In Bock v. LouMarita Realty Corporation, the plaintiff slipped and fell on a wet sidewalk in front of the defendants’ premises. Bock testified at his deposition that when he exited the premises, he suddenly slipped and fell to his left, striking his head on a metal rail. He described the sidewalk as “an extremely slippery piece of rock or concrete off a very much coarser piece of pavement . . . the surface was shiny and firm.” The owner’s representative testified that the sidewalk was made of granite that was connected to masonry by a cement strand, there were no defects in the sidewalk and it was raining at the time of the accident. The defense’s expert engineer also submitted an affidavit stating that the sidewalk was of an acceptable slip resistance and there was no evidence of a tripping hazard or defect in the sidewalk.
In opposition, Bock claimed that a question of fact existed as to whether the defendants neglected to maintain their property in a reasonably safe condition and that the concrete patch of sidewalk, in and of itself, was a sidewalk defect. In support, he submitted an affidavit from his engineering expert who found that the concrete “patch” was a tripping hazard and that the slip resistance test revealed the surface to be above the maximum allowable co-efficient.

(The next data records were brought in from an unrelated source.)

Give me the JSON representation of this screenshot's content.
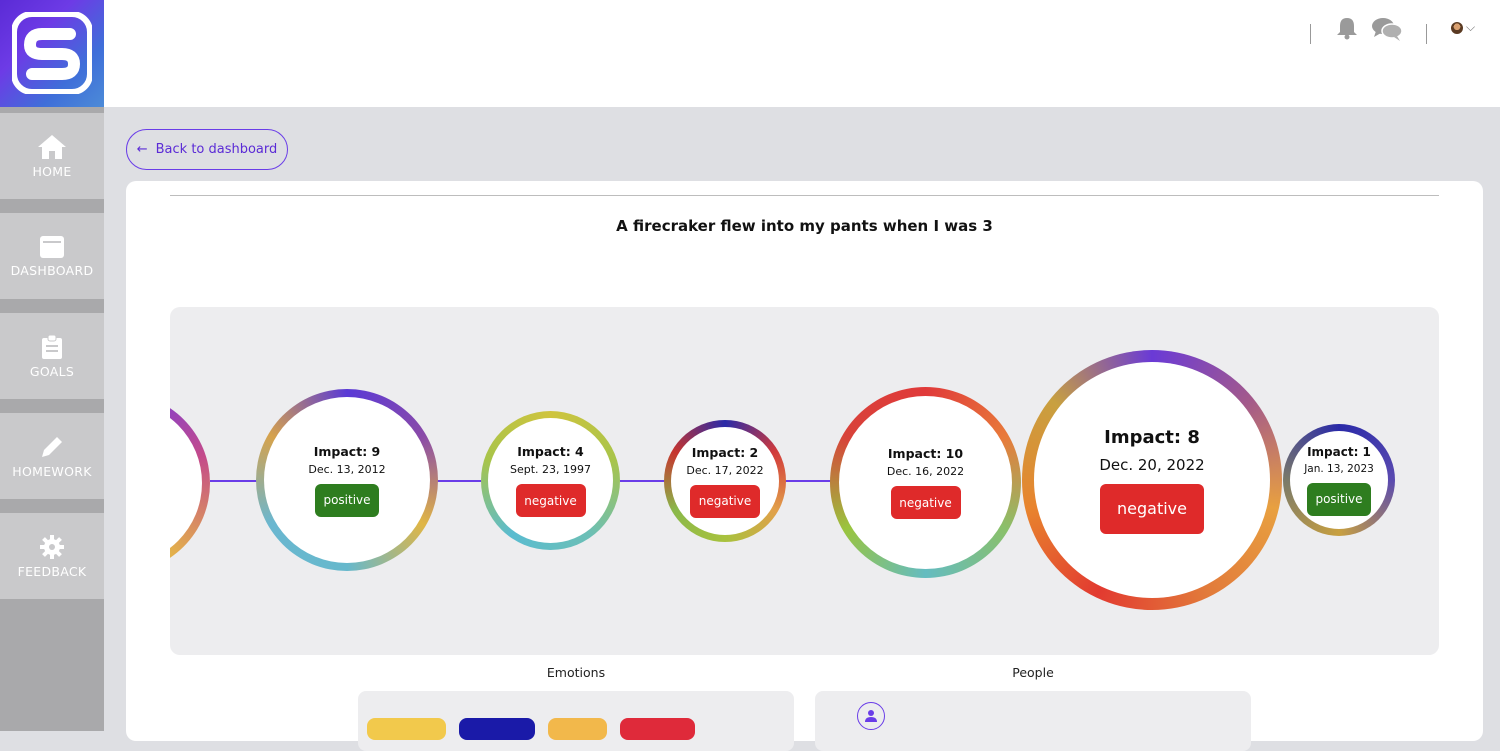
{
  "sidebar": {
    "logo_icon": "brand-logo-icon",
    "items": [
      {
        "label": "HOME",
        "icon": "home-icon"
      },
      {
        "label": "DASHBOARD",
        "icon": "dashboard-icon"
      },
      {
        "label": "GOALS",
        "icon": "clipboard-icon"
      },
      {
        "label": "HOMEWORK",
        "icon": "pencil-icon"
      },
      {
        "label": "FEEDBACK",
        "icon": "gear-icon"
      }
    ]
  },
  "header": {
    "icons": [
      "bell-icon",
      "chat-icon",
      "avatar",
      "chevron-down-icon"
    ],
    "caret": "⌵"
  },
  "back_button": {
    "label": "Back to dashboard",
    "arrow": "←"
  },
  "memory": {
    "title": "A firecraker flew into my pants when I was 3"
  },
  "timeline": {
    "events": [
      {
        "impact": "Impact: 9",
        "date": "Dec. 13, 2012",
        "sentiment": "positive"
      },
      {
        "impact": "Impact: 4",
        "date": "Sept. 23, 1997",
        "sentiment": "negative"
      },
      {
        "impact": "Impact: 2",
        "date": "Dec. 17, 2022",
        "sentiment": "negative"
      },
      {
        "impact": "Impact: 10",
        "date": "Dec. 16, 2022",
        "sentiment": "negative"
      },
      {
        "impact": "Impact: 8",
        "date": "Dec. 20, 2022",
        "sentiment": "negative"
      },
      {
        "impact": "Impact: 1",
        "date": "Jan. 13, 2023",
        "sentiment": "positive"
      }
    ]
  },
  "sections": {
    "emotions_label": "Emotions",
    "people_label": "People"
  },
  "colors": {
    "accent": "#6a3de8",
    "positive": "#2e7d1f",
    "negative": "#df2a2a",
    "chip_colors": [
      "#f2c94c",
      "#1a1aa8",
      "#f2b84b",
      "#df2a3a"
    ]
  }
}
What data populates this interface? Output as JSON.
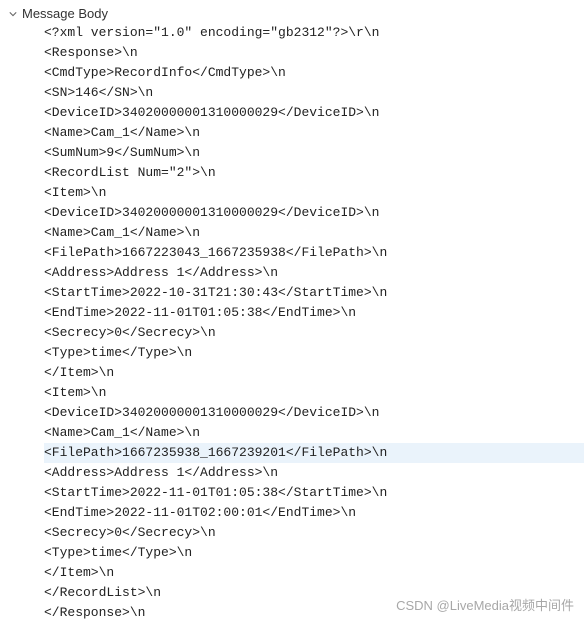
{
  "header": {
    "label": "Message Body"
  },
  "lines": [
    {
      "text": "<?xml version=\"1.0\" encoding=\"gb2312\"?>\\r\\n",
      "highlight": false
    },
    {
      "text": "<Response>\\n",
      "highlight": false
    },
    {
      "text": "<CmdType>RecordInfo</CmdType>\\n",
      "highlight": false
    },
    {
      "text": "<SN>146</SN>\\n",
      "highlight": false
    },
    {
      "text": "<DeviceID>34020000001310000029</DeviceID>\\n",
      "highlight": false
    },
    {
      "text": "<Name>Cam_1</Name>\\n",
      "highlight": false
    },
    {
      "text": "<SumNum>9</SumNum>\\n",
      "highlight": false
    },
    {
      "text": "<RecordList Num=\"2\">\\n",
      "highlight": false
    },
    {
      "text": "<Item>\\n",
      "highlight": false
    },
    {
      "text": "<DeviceID>34020000001310000029</DeviceID>\\n",
      "highlight": false
    },
    {
      "text": "<Name>Cam_1</Name>\\n",
      "highlight": false
    },
    {
      "text": "<FilePath>1667223043_1667235938</FilePath>\\n",
      "highlight": false
    },
    {
      "text": "<Address>Address 1</Address>\\n",
      "highlight": false
    },
    {
      "text": "<StartTime>2022-10-31T21:30:43</StartTime>\\n",
      "highlight": false
    },
    {
      "text": "<EndTime>2022-11-01T01:05:38</EndTime>\\n",
      "highlight": false
    },
    {
      "text": "<Secrecy>0</Secrecy>\\n",
      "highlight": false
    },
    {
      "text": "<Type>time</Type>\\n",
      "highlight": false
    },
    {
      "text": "</Item>\\n",
      "highlight": false
    },
    {
      "text": "<Item>\\n",
      "highlight": false
    },
    {
      "text": "<DeviceID>34020000001310000029</DeviceID>\\n",
      "highlight": false
    },
    {
      "text": "<Name>Cam_1</Name>\\n",
      "highlight": false
    },
    {
      "text": "<FilePath>1667235938_1667239201</FilePath>\\n",
      "highlight": true
    },
    {
      "text": "<Address>Address 1</Address>\\n",
      "highlight": false
    },
    {
      "text": "<StartTime>2022-11-01T01:05:38</StartTime>\\n",
      "highlight": false
    },
    {
      "text": "<EndTime>2022-11-01T02:00:01</EndTime>\\n",
      "highlight": false
    },
    {
      "text": "<Secrecy>0</Secrecy>\\n",
      "highlight": false
    },
    {
      "text": "<Type>time</Type>\\n",
      "highlight": false
    },
    {
      "text": "</Item>\\n",
      "highlight": false
    },
    {
      "text": "</RecordList>\\n",
      "highlight": false
    },
    {
      "text": "</Response>\\n",
      "highlight": false
    }
  ],
  "watermark": "CSDN @LiveMedia视频中间件"
}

The trial court found that despite his expert’s affidavit, Bock failed to show the existence of a defective or dangerous condition in the sidewalk, nor that the defendants created or had knowledge of such a condition. Specifically, the court found Bock’s expert affidavit merely stated in a conclusory fashion that the sidewalk was inherently dangerous because it was slippery and slick when wet.
Just because a sidewalk becomes slippery when wet, does not necessarily mean that it is a dangerous or defective condition, even if the plaintiff’s expert engineer says so.